Approaches to Effective SecDevOps that Everyone Can Use
Implement a company-wide security program that works really well, really quickly
By Andrew Brooks, VP of Information Security
As businesses transition toward DevOps, one of the biggest challenges leaders are faced with is how to ensure the security of applications and infrastructure while operating quickly and cost effectively.
The combination of the technologies and processes that allows security and DevOps to move in tandem is cleverly called SecDevOps. Many write ups on SecDevOps focus on the technology side of the discussion. In reality, there is no one-size-fits-all for building a SecDevOps program.
What all security professionals—and their organizations—can universally strive for is implementing a program that allows companies to achieve security quickly and effectively.
Here are some key principles security professionals should keep in mind when implementing SecDevOps programs, no matter the nature of their company or organization.
Be part of the conversation
In order for security to be fast, it must be well positioned within the organization. A security team should be a service provider that engages with multiple teams and leaders.
One of the oldest security adages is that “you can’t secure what you can’t see.” Similarly, you can’t provide security guidance and insight on projects that you aren’t a part of.
It is often the case that security team members aren’t engaged early enough in a given project lifecycle. This means that when security is finally brought to the table, security debt (meaning, a backlog of security work) has already accrued. The concept of “paying down” security debt is felt in project delays and collective frustration.
Since a successful SecDevOps program is involved with many teams, information security must be embraced by the organization as a strategic business initiative. This is the part few people mention: if this initiative doesn’t have buy-in at the highest level, then it will not succeed. Your first priority as a security leader is to usher in this shift in company attitude toward security, if needed. From there, aim to involve yourself at the ground level of new projects.
Resource constraints are often one of the most limiting factors in doing security quickly. Depending on how large your organization is relative to security staff, it can be helpful to implement the concept of security champions to help alleviate the personnel bottleneck.
Automate what you can
DevOps teams live and die by their ability automate. SecDevOps teams should be no different.
One of the most effective information security teams I’ve ever been a part of made it a cornerstone to automate as much of the day-to-day as possible. This allowed us to spend more time working with internal customers, onboarding security requirements for new projects, and building out new technology that would help us solve interesting challenges.
Having good automation in place can also help you identify when a control fails.

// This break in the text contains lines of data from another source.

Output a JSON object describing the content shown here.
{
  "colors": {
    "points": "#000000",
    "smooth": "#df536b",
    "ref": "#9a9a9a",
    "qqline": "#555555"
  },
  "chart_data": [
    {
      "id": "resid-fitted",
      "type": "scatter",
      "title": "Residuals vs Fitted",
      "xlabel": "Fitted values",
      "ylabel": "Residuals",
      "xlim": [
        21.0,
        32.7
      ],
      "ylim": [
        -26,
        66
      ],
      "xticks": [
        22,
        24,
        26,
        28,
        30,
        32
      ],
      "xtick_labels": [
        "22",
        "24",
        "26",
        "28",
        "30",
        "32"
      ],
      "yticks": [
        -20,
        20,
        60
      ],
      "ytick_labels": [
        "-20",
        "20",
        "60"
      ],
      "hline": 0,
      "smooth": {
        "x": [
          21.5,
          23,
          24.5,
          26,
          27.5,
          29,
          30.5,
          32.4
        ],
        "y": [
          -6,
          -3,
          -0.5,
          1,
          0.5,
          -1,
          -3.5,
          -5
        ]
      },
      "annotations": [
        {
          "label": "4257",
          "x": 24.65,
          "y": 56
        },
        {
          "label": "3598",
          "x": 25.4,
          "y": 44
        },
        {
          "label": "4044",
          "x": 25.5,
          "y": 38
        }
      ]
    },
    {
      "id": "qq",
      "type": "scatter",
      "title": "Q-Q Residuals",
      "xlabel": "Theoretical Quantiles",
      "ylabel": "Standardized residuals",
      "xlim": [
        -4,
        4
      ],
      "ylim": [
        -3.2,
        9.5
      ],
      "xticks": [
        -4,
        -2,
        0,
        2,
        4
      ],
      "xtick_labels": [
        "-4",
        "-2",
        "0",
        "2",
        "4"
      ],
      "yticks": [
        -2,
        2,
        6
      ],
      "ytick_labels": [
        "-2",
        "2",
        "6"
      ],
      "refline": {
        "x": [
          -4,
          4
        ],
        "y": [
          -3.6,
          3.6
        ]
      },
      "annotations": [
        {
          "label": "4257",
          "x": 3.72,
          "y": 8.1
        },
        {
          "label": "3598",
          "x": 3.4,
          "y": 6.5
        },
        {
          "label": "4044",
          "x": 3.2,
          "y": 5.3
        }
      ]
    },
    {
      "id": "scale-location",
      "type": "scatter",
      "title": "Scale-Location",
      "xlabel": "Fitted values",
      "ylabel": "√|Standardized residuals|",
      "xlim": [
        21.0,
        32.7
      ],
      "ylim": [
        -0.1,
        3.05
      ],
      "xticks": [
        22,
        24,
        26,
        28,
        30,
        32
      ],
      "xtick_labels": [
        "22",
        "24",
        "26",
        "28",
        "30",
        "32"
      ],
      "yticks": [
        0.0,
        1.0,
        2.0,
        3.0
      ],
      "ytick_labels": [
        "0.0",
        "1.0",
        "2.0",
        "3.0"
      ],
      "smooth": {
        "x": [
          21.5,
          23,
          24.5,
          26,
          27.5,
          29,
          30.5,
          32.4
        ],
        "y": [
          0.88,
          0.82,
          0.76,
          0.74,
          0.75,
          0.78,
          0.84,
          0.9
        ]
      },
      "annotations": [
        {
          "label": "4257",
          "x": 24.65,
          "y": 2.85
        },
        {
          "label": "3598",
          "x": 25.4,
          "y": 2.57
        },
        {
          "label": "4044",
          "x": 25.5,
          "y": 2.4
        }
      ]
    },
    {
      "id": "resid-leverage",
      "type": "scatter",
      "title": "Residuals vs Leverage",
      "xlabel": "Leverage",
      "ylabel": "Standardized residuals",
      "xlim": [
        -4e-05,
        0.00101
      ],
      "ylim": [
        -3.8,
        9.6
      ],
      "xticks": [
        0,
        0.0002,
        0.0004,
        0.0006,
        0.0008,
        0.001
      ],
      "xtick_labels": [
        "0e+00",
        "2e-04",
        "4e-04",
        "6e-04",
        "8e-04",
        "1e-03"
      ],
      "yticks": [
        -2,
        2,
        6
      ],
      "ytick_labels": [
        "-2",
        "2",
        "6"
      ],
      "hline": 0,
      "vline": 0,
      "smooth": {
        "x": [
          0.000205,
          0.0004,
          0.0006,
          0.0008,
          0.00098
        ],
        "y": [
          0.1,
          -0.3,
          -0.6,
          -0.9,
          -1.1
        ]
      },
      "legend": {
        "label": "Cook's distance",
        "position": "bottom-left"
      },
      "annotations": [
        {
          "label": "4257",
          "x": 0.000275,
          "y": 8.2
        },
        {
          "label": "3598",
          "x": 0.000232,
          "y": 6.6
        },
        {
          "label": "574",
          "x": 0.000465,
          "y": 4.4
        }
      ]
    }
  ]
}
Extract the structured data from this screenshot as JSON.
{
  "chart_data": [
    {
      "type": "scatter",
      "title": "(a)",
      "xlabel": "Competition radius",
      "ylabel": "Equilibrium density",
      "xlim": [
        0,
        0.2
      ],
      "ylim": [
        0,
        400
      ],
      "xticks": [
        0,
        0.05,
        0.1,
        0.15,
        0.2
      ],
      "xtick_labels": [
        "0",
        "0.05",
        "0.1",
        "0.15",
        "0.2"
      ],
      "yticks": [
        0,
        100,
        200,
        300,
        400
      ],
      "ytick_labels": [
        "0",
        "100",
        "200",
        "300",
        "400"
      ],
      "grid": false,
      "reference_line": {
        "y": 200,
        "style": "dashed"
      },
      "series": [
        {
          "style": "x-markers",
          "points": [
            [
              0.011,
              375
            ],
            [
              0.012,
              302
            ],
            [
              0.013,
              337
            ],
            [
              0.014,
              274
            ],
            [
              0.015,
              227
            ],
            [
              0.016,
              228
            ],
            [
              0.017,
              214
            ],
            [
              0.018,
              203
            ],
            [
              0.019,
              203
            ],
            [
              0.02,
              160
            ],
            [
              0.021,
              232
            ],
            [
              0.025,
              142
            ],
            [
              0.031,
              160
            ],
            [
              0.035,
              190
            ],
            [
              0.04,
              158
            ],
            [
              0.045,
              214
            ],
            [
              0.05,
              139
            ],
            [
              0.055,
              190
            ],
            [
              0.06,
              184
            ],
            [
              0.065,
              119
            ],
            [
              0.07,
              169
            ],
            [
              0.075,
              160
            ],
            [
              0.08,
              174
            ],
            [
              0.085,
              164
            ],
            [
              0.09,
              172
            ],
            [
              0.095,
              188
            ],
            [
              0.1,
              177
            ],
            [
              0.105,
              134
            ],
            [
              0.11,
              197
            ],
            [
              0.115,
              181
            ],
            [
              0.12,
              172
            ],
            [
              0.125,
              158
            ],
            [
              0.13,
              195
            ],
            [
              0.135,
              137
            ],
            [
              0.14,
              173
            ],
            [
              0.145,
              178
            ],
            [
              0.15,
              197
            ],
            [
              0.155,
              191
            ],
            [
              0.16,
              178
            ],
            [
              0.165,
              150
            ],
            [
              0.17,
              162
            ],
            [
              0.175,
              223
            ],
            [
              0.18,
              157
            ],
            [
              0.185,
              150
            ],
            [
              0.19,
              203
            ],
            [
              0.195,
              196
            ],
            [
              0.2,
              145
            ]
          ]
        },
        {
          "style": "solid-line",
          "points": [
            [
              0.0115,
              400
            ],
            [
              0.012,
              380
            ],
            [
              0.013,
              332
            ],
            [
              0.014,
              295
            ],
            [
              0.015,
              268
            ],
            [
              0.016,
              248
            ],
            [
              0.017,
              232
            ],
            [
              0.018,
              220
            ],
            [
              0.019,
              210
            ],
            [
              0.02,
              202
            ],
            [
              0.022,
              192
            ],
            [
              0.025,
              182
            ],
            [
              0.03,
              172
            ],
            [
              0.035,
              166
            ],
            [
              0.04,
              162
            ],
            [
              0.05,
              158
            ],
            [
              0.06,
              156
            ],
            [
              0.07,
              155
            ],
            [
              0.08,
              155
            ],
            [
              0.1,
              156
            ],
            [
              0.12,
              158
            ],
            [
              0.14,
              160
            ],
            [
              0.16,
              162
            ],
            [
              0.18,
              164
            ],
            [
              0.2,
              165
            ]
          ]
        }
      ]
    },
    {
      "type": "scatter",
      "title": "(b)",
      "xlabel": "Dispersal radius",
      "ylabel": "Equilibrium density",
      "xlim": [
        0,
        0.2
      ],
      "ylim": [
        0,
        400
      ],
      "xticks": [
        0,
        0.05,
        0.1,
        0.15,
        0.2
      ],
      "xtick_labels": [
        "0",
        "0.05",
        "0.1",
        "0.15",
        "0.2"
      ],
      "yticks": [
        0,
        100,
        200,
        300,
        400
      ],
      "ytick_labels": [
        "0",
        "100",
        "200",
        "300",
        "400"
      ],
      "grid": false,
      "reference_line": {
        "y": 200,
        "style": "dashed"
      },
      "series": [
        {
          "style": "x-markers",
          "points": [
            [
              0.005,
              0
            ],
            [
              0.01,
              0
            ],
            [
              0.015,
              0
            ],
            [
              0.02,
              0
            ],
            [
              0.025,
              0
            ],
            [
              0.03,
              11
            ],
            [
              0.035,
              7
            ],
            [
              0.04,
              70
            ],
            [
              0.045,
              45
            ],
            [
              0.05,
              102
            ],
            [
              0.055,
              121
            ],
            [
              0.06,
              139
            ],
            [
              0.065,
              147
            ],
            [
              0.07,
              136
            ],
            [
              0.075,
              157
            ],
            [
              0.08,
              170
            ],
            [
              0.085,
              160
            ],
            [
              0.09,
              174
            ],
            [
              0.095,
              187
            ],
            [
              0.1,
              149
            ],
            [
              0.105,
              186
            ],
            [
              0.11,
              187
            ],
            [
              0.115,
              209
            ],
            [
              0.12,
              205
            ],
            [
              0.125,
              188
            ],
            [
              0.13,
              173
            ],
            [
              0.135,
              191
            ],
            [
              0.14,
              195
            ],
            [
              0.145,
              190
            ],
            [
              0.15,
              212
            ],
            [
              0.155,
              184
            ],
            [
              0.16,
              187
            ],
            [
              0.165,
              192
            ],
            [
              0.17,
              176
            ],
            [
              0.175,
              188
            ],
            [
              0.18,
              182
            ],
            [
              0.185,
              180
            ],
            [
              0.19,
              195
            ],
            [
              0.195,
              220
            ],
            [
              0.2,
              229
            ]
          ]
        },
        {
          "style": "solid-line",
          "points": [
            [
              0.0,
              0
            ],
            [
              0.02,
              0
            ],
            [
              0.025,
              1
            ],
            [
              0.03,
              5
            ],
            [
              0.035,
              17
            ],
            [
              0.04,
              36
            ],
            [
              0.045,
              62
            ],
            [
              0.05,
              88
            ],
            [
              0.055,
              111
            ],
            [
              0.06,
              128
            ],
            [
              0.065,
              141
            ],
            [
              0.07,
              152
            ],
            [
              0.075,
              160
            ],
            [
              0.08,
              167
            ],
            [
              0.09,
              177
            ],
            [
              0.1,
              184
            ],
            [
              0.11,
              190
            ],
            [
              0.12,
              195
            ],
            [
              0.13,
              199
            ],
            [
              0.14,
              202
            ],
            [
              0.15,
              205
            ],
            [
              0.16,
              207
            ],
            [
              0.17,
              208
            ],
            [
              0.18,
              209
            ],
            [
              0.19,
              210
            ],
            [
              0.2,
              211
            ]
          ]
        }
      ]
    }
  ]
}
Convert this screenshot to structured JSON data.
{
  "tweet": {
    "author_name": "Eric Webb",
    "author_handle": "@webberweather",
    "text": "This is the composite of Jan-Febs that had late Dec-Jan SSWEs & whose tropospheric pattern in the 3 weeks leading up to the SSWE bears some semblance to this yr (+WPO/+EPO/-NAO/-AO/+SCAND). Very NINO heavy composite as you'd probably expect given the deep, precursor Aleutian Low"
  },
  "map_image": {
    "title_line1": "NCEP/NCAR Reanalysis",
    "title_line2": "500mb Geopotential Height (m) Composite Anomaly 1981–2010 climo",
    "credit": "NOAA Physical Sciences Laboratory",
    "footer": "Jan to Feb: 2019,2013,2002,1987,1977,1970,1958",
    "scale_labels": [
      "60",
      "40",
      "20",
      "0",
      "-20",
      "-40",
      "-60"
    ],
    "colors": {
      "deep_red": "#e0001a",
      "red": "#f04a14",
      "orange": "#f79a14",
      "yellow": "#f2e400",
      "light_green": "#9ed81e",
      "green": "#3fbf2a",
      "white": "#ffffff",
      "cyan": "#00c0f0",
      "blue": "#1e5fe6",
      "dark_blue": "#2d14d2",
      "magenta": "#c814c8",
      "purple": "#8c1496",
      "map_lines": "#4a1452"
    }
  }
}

Control failures should interrupt the automation pipeline you’ve built and trigger additional investigation. The earlier you can detect a failure in your security controls, the sooner you can remediate it. This in turn reduces your exposure, which reduces risk.
Automating risk reduction is a very good thing. Beyond automating a security team’s workflow, there are many options available for integrating security into the software development lifecycle (SDLC)—particularly continuous integration (CI), and continuous delivery pipelines (CD).
These tools should be able to identify security flaws, trigger build failures, open tickets, and notify security and development teams that a security issue requires investigation. This collective (and somewhat forced) collaboration between security and development also helps foster the concept of security as a service provider.
Capitalize on existing tools and technology
Many years ago, I witnessed one organization invest close to a million dollars in software security tools, which they then thrust upon their (very large) software development teams. The company purchased and deployed these tools without consideration to how their dev teams did their work. As you may imagine, this resulted in a colossal failure to adopt and operationalize the new security tools. The project was eventually scrapped entirely.
In most organizations, information security is a minority stakeholder. Despite that fact, it is information security that often tries to introduce new technology and workflows for the purpose of protecting the business.
Often times these tasks are carried out without understanding how dependent business units do work, which is antithetical to operating as a service provider. This invariably results in the exact opposite thing the security people had planned. Rather than participating in security activities, teams find ways to go around security. This never ends well for the business.
Some of the easiest, most effective, and least expensive security wins can be had simply by understanding the tools and technology your company uses. Once you have this knowledge, identify ways to integrate and embed security into existing processes and workflows.
For example, if an operating system needs to be patched for security reasons, use the organization’s existing ticket system to track the security-related ticket submission, workflow, and resolution. Don’t use a separate security-specific platform, which puts the burden on staff to learn and adopt a totally different platform from the one they already use for everything else. By using the same tools the rest of your organization uses, it’s a much smaller lift for everyone to promote security wins.
To Recap: Meet people where they are
As a security professional, you are a service provider for your organization. If you want to implement security that moves as quickly as your company does, you need to be in sync with your company on all levels. This means meeting colleagues where they already are—on the ground level when planning company-wide initiatives, and using software and processes they’ve already adopted.
By contouring your security strategy to integrate with existing technology, and contouring it to your users, you will become part of the conversation and process. This helps you move faster in your role, gain advocates who make your job easier, and—most importantly—keep your organization secure as a matter of daily business.